Cycle Processing Threads
These are the main processing threads, responsible for handling activities in the system. In Coherence, processing threads are defined using Fixed-thread/Cached-thread executors.
Instead, the total number of processing threads should be planned based on the capacity of each individual node, rather than forcing an even split. For example, if 4 cycle agents are running, you might configure each JVM with its own appropriately sized executor (e.g., 10-30 threads), depending on available CPU and memory.
You can scale vertically by increasing the number of threads per node — but only if there are sufficient resources (CPU cores, memory) to support them without causing contention. Too many threads on a single JVM can lead to synchronization overhead, CPU thrashing, and scheduling bottlenecks, especially during high-volume or burst workloads.
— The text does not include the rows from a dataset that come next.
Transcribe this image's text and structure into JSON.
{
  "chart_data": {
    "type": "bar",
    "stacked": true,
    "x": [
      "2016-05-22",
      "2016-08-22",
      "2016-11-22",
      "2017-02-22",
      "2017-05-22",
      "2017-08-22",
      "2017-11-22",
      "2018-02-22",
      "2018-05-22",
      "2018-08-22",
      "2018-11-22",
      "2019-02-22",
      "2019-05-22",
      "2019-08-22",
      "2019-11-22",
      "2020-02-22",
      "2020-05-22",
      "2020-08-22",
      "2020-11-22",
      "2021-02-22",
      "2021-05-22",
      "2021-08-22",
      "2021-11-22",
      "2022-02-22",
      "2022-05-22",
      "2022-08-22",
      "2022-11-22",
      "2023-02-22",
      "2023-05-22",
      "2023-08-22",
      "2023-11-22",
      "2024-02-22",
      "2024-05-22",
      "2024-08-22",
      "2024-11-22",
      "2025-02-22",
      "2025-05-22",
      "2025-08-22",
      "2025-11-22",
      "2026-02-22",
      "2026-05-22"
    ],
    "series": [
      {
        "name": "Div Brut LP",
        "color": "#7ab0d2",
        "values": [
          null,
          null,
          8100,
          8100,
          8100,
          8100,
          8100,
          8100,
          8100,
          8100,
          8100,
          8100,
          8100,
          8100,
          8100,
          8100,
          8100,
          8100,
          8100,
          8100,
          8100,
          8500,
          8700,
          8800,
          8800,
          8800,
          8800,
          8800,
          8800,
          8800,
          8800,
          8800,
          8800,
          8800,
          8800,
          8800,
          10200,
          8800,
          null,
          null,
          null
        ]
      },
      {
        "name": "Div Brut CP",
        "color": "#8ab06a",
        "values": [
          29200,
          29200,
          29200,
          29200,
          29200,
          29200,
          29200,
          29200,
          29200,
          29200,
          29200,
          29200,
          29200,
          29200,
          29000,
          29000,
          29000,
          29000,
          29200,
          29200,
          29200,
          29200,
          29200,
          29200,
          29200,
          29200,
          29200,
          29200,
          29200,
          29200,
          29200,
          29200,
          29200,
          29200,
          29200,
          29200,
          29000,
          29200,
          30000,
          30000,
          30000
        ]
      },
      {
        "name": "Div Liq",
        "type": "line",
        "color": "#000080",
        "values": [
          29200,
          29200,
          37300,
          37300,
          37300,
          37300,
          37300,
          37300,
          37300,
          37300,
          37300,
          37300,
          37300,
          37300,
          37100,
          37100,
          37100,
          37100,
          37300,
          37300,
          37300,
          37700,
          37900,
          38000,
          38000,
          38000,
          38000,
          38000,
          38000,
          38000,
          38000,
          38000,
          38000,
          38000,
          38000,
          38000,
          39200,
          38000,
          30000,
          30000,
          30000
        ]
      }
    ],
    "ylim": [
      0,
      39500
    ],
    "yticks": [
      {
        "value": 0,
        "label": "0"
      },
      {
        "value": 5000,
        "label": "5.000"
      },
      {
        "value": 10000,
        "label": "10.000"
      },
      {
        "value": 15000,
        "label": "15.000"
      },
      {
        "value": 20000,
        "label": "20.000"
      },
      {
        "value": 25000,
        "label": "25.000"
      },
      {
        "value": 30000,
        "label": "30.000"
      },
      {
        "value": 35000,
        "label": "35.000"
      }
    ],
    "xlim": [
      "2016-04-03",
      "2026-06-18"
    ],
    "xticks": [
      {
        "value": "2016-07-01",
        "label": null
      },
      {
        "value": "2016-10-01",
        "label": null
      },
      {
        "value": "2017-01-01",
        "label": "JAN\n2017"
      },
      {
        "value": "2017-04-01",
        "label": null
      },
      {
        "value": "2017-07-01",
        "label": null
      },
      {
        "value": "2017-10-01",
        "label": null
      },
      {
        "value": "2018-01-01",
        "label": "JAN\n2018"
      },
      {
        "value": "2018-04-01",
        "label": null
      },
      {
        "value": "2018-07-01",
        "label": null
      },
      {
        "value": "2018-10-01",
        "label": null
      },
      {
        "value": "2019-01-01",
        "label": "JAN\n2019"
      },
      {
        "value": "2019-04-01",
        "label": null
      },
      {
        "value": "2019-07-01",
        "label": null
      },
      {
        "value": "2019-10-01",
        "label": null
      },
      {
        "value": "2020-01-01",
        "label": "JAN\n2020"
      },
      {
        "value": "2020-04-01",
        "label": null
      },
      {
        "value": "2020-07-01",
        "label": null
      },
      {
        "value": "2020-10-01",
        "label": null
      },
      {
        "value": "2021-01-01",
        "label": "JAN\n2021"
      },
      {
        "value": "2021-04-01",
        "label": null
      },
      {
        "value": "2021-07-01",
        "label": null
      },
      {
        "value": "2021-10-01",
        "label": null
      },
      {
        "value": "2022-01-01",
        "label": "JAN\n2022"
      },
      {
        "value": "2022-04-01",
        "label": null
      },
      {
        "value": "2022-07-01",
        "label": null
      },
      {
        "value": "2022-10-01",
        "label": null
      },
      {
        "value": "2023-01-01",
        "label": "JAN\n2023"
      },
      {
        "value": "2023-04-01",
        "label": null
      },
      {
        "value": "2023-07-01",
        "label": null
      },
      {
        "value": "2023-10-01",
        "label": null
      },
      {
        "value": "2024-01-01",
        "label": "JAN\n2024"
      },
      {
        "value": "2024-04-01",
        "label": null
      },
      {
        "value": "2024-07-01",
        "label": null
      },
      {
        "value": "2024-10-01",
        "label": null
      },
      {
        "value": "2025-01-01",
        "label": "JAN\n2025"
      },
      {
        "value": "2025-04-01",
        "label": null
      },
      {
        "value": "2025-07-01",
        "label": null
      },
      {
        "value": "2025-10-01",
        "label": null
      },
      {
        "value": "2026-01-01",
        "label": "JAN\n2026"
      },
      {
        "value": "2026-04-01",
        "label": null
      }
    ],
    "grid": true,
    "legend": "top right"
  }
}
Therefore, while vertical scaling may offer short-term improvements, horizontal scaling — adding more nodes to the cluster with balanced thread pools — is the preferred long-term strategy. It improves resilience, distributes load more evenly, and aligns better with Coherence’s distributed processing model.
Best Practice: Tune each node’s executor size based on its hardware capacity, and scale out the cluster when more processing power is needed. Coherence handles distribution of tasks across members, so a horizontally scaled grid with balanced resources will perform better and scale more predictably under heavy workloads.